Phase 1: Foundations & Frameworks | Category: System Design Practice

What This Day Is

This is your first full end-to-end system design session. Every concept from Days 1-23 converges here. The goal is to practice drawing a complete design under interview conditions — requirements, scale, architecture, deep dives, and trade-offs — all in 45 minutes.

Set a timer. Work through each section before reading the answer. This is the single most effective interview prep exercise.

The Prompt

“Design a real-time analytics dashboard for a product like Netflix or Meta. The dashboard shows business metrics (DAU, session duration, content performance, engagement rate) and refreshes every 10-30 seconds. The system must handle millions of user events per second.”

Step 1: Requirements Gathering (5 minutes)

Your questions before drawing anything:

Functional:

  • Who are the consumers? (Product managers, executives, data scientists, or all of the above?)

  • What metrics specifically? (DAU, MAU, session duration, click-through rate, content completion?)

  • What dimensions? (By country, device type, content category, cohort?)

  • What time ranges? (Last 1 hour, 24 hours, 7 days, 30 days?)

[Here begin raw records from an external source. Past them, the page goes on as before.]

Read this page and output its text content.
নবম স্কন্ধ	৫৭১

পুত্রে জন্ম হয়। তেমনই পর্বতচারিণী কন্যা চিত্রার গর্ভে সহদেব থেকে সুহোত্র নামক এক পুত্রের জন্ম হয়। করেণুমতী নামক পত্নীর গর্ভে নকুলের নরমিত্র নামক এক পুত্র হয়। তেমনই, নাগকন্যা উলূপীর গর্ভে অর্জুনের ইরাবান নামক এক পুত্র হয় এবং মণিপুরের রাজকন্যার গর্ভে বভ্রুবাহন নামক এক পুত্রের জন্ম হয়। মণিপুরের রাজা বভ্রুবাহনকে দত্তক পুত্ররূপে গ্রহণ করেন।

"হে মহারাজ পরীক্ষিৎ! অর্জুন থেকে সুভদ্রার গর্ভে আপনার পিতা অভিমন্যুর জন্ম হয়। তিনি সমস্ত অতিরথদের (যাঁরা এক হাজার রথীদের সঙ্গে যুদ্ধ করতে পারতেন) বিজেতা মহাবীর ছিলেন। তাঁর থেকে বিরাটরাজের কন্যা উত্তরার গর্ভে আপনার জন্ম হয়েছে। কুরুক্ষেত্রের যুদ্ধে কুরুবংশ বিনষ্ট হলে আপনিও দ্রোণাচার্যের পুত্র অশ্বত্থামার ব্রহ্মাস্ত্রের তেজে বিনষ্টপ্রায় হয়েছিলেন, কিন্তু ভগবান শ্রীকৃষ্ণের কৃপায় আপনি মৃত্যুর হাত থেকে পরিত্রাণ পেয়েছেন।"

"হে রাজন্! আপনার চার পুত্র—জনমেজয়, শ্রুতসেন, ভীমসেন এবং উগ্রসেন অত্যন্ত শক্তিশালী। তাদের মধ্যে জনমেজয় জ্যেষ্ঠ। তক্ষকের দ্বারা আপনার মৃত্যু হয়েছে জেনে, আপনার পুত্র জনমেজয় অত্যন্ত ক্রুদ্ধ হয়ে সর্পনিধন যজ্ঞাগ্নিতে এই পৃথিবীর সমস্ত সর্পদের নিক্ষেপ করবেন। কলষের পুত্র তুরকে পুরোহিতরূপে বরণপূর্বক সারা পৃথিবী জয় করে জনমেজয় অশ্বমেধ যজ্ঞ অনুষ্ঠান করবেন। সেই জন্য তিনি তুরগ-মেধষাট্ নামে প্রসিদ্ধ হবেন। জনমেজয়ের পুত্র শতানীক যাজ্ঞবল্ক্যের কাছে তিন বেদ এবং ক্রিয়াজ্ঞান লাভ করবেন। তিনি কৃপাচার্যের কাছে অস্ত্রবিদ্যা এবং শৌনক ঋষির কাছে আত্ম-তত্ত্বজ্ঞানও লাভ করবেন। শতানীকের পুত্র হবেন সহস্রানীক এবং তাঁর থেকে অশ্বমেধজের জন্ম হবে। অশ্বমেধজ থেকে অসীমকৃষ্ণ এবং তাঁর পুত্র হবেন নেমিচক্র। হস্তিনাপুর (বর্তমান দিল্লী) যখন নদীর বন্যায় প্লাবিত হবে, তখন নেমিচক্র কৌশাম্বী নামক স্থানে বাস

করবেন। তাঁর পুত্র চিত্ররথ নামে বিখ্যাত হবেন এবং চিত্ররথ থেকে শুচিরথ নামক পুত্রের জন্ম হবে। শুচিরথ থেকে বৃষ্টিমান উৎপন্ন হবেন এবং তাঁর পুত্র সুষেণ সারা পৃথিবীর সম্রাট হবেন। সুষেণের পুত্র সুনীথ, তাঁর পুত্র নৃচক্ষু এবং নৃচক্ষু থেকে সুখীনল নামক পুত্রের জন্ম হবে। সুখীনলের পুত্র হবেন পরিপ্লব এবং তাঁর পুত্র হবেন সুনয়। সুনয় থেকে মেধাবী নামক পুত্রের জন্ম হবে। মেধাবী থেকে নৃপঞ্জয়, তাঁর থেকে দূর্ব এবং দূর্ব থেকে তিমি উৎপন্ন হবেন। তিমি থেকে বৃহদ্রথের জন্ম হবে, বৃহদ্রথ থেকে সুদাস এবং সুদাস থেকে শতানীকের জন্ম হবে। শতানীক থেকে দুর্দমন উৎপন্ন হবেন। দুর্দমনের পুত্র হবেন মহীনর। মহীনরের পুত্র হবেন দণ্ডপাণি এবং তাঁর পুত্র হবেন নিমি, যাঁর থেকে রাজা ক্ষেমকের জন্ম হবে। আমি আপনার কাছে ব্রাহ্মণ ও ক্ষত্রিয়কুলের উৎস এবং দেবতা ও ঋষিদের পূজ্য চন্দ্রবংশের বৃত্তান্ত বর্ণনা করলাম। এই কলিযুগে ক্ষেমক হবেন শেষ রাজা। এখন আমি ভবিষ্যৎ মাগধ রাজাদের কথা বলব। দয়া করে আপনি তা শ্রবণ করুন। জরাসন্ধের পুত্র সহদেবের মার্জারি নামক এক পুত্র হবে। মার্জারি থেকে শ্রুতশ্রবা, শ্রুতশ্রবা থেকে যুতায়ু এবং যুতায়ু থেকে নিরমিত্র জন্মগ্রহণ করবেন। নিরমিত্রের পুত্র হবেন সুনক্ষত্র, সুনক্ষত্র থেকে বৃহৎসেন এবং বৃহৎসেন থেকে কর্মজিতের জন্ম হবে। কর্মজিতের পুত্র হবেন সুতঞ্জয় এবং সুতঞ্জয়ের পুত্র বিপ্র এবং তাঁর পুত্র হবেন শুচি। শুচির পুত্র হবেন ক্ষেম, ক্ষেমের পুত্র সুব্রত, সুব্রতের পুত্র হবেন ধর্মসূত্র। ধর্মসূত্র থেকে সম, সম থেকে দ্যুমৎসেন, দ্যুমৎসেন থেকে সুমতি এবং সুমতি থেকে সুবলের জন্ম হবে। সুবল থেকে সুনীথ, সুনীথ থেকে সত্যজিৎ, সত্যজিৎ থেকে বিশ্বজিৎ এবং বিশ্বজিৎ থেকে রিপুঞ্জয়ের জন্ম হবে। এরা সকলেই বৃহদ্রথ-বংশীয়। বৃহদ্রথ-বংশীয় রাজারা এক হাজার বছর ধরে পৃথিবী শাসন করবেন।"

  • Is this internal-only or also customer-facing? (Complexity scales with external SLAs)

  • Do we need drill-down capability (summary → detail)?

Non-functional:

  • Freshness SLA: 10-30 second refresh → near-real-time (rules out pure batch)

  • Scale: millions of events/sec → distributed streaming mandatory

  • Read concurrency: how many analysts query simultaneously?

  • Historical retention: how far back must we serve? (Impacts storage tier design)

  • Availability: 99.9% for internal? 99.99% for customer-facing?

  • Write assumptions per DataVidhya: “If the problem says near real-time, ask what that means. For some teams it means 1 second; for others it means 15 minutes.”

State your assumptions explicitly:

I'll design for:
  - 2M events/sec peak ingestion (e.g., Netflix scale at prime time)
  - 30-second dashboard refresh SLA
  - Metrics: DAU, session duration, content views, engagement rate
  - Dimensions: by country, content category, device type
  - Historical view: up to 90 days
  - 500 concurrent dashboard users, 50 power users running ad-hoc queries
  - Internal team (not customer-facing)

Step 2: Scale Estimation (3 minutes)

Ingestion:

  • 2M events/sec × 500 bytes avg event size = 1 GB/sec = 86 TB/day raw

  • Compressed Parquet (6x): ~14 TB/day to store

  • Annual storage (90-day hot + remainder warm): ~1.3 PB/year

Kafka sizing:

  • 2M events/sec → need ~20-50 partitions (100K events/sec/partition is safe)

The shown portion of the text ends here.